1

I have a connected graph with weighted edges. I want to partition the graph into communities with a clustering algorithm. I chose K-medoids and I run it on a distance matrix, where distance = 1 / (1 + edge weight).

If the feature space were Euclidean, I could simulate a uniform distribution over features and compute the "gap statistic" as the difference between the loss from k-medoids on the real data and the loss of k-medoids on simulated data.

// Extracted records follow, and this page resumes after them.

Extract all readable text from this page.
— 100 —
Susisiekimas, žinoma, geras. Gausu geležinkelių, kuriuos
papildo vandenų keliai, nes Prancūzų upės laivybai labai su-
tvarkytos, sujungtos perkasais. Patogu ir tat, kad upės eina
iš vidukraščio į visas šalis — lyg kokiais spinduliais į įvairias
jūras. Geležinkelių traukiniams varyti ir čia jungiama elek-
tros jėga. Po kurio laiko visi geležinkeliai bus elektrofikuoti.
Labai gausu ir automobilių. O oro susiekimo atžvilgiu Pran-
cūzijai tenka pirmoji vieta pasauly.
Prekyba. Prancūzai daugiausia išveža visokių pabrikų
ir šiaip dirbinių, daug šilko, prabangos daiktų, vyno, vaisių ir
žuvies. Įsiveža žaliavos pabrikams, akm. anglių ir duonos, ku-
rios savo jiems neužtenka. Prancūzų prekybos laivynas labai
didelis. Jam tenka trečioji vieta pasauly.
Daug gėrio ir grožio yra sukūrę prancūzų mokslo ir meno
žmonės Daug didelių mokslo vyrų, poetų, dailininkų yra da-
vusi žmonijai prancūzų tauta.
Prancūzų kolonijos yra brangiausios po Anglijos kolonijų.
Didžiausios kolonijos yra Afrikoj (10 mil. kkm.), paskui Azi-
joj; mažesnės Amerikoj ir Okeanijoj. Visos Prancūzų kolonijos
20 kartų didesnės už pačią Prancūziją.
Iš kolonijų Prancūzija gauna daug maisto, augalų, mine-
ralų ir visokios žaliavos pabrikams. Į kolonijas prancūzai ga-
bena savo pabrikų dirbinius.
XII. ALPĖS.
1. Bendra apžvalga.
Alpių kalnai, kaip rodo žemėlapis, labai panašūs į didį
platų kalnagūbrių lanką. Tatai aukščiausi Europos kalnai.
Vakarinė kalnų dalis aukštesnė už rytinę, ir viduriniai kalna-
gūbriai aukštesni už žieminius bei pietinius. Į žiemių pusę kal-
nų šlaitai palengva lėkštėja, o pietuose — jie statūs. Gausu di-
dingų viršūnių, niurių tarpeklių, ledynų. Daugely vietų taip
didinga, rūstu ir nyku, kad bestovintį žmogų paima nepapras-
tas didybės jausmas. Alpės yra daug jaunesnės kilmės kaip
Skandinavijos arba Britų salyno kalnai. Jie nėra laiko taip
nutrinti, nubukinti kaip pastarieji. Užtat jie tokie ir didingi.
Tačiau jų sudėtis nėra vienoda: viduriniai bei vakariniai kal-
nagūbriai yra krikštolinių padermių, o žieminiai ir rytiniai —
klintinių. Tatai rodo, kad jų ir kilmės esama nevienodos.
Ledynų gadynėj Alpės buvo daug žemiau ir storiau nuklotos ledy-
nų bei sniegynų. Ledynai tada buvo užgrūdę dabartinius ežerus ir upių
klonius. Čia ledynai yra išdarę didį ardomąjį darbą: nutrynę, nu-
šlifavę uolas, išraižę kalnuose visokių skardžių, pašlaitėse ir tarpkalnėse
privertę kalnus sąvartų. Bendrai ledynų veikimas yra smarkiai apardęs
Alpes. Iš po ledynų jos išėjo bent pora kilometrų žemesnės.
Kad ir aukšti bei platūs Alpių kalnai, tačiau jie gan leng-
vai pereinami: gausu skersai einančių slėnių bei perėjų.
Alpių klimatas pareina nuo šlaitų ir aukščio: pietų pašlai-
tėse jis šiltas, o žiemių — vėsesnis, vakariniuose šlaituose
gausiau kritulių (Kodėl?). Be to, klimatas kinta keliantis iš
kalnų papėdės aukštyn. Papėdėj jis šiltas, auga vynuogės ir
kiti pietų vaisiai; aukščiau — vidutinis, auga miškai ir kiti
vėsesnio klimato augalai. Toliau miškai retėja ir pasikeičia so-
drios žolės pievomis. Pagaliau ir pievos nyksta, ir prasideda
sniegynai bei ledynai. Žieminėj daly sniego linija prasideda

But the space is not Euclidean and I don't think I can simulate a uniform distribution and compute the gap statistic.

How can I select the optimal number of clusters?

  • 2
    Is after all your question about gap statistic or about internal cluster validity indices in general (for there are 100+ such indices, the Gap being just one)? – ttnphns Mar 26 '24 at 20:57
  • 2
    Here is a short overview locally, with some popular indices and their behaviour mentioned https://stats.stackexchange.com/a/358937/3277. – ttnphns Mar 26 '24 at 21:05

1 Answers1

3

A method that is often used together with K-medoids is maximising the Average Silhouette Width (Silhouette method).

In general, estimating the number of clusters is a hard problem, particularly because there is no unique definition of what a "correct/true" clustering actually is, and neither a correct or true number of clusters. What is good will generally depend on background information such as the meaning of the data, the aim of clustering, and how the clustering will be used. (You may be aware that the gap statistic requires tuning decisions, see the documentation of clusGap in R, and different tunings that are in use give different numbers of clusters on many data sets, which illustrates the difficulty of the problem.)

A more general approach similar to the gap statistic is in Hennig, C., Lin, CJ. Flexible parametric bootstrap for testing homogeneity against clustering and assessing the number of clusters. Stat Comput 25, 821–833 (2015). https://doi.org/10.1007/s11222-015-9566-5. This requires the user to come up with a homogeneity null model (similar to the uniform in the gap statistic) though.